If you think this will not work for you, a subsiderary of Cable Chameleon, called System Chameleon, will take your photograph, photoshop out the cables [a lot better than I did] and then print a poster that contains a life-sized image of your system, without any unsightly cable mess. The poster is then installed between you and the system so that your system looks wonderfully cable-free. NOTE: posters are 85% transparent to all frequencies and can be put in front of the speakers with only a slight performance degradation.

For an additional fee, you can ‘rent’ other people’s system posters…

Would you like to look at a $100K system? a $500K system? while you listen to your somewhat more reasonably priced system? Now you can!
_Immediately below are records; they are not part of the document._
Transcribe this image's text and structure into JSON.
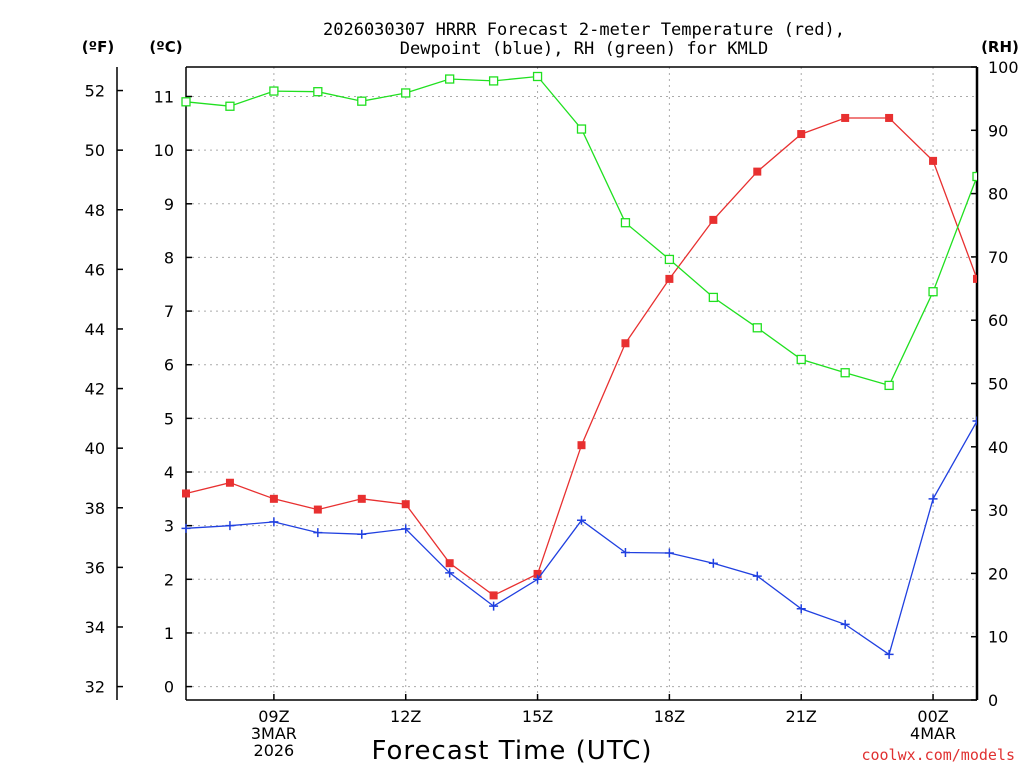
{
  "chart_data": {
    "type": "line",
    "title_line1": "2026030307 HRRR Forecast 2-meter Temperature (red),",
    "title_line2": "Dewpoint (blue), RH (green) for KMLD",
    "xlabel": "Forecast Time (UTC)",
    "units": {
      "fahrenheit": "(ºF)",
      "celsius": "(ºC)",
      "rh": "(RH)"
    },
    "credit": "coolwx.com/models",
    "x_hours": [
      7,
      8,
      9,
      10,
      11,
      12,
      13,
      14,
      15,
      16,
      17,
      18,
      19,
      20,
      21,
      22,
      23,
      24,
      25
    ],
    "xlim": [
      7,
      25
    ],
    "x_ticks": [
      {
        "hour": 9,
        "labels": [
          "09Z",
          "3MAR",
          "2026"
        ]
      },
      {
        "hour": 12,
        "labels": [
          "12Z"
        ]
      },
      {
        "hour": 15,
        "labels": [
          "15Z"
        ]
      },
      {
        "hour": 18,
        "labels": [
          "18Z"
        ]
      },
      {
        "hour": 21,
        "labels": [
          "21Z"
        ]
      },
      {
        "hour": 24,
        "labels": [
          "00Z",
          "4MAR"
        ]
      }
    ],
    "celsius_axis": {
      "ylim": [
        -0.25,
        11.55
      ],
      "ticks": [
        "0",
        "1",
        "2",
        "3",
        "4",
        "5",
        "6",
        "7",
        "8",
        "9",
        "10",
        "11"
      ]
    },
    "fahrenheit_axis": {
      "ticks": [
        "32",
        "34",
        "36",
        "38",
        "40",
        "42",
        "44",
        "46",
        "48",
        "50",
        "52"
      ]
    },
    "rh_axis": {
      "ylim": [
        0,
        100
      ],
      "ticks": [
        "0",
        "10",
        "20",
        "30",
        "40",
        "50",
        "60",
        "70",
        "80",
        "90",
        "100"
      ]
    },
    "series": [
      {
        "name": "Temperature",
        "unit": "C",
        "color": "#e83030",
        "marker": "filled-square",
        "values": [
          3.6,
          3.8,
          3.5,
          3.3,
          3.5,
          3.4,
          2.3,
          1.7,
          2.1,
          4.5,
          6.4,
          7.6,
          8.7,
          9.6,
          10.3,
          10.6,
          10.6,
          9.8,
          7.6
        ]
      },
      {
        "name": "Dewpoint",
        "unit": "C",
        "color": "#2040e0",
        "marker": "plus",
        "values": [
          2.95,
          3.0,
          3.07,
          2.87,
          2.84,
          2.94,
          2.12,
          1.5,
          2.0,
          3.1,
          2.5,
          2.49,
          2.3,
          2.06,
          1.45,
          1.16,
          0.6,
          3.5,
          4.95
        ]
      },
      {
        "name": "RH",
        "unit": "%",
        "color": "#20e020",
        "marker": "open-square",
        "values": [
          94.5,
          93.8,
          96.2,
          96.1,
          94.6,
          95.9,
          98.1,
          97.8,
          98.5,
          90.2,
          75.4,
          69.6,
          63.6,
          58.8,
          53.8,
          51.7,
          49.7,
          64.5,
          82.7
        ]
      }
    ]
  }
}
As long as you keep your friends far away from your system - and which of us let our friends get close to our amps while they are drinking a brew? - they will never know that what they are hearing isn’t what they are seeing (especially if they still think Bose is the best speaker ever, or read a lot of posts on high-end audio forums :-) )

Speaker Chameleon

Now you too can own a Wilson Alexandria X2, a Marten Design Coltrane Supreme, and Audio Note Sogon… and for the low, microscopic price of $599.99.

For this measily pittance you get two life-size cutouts of the speakers of your choice. Yes, your cable mess remains, but it will be a higher quality of mess and a headache with improved micro-dynamics, imaging, and slam. Just slide one of these 3D likenesses of any one of several of the most sought after speakers over the top of your speaker and BAMM you’ve just performed a massive visual system upgrade.

And, because so much of our brains works off the visual cortex, this upgrade will also improve the sound of what you hear - unbelieveable but true!

[Speaking of which, Cable Chameleon and System Chameleon corporations are headquarted on Triskelian and can only be reached by yours and my imaginations].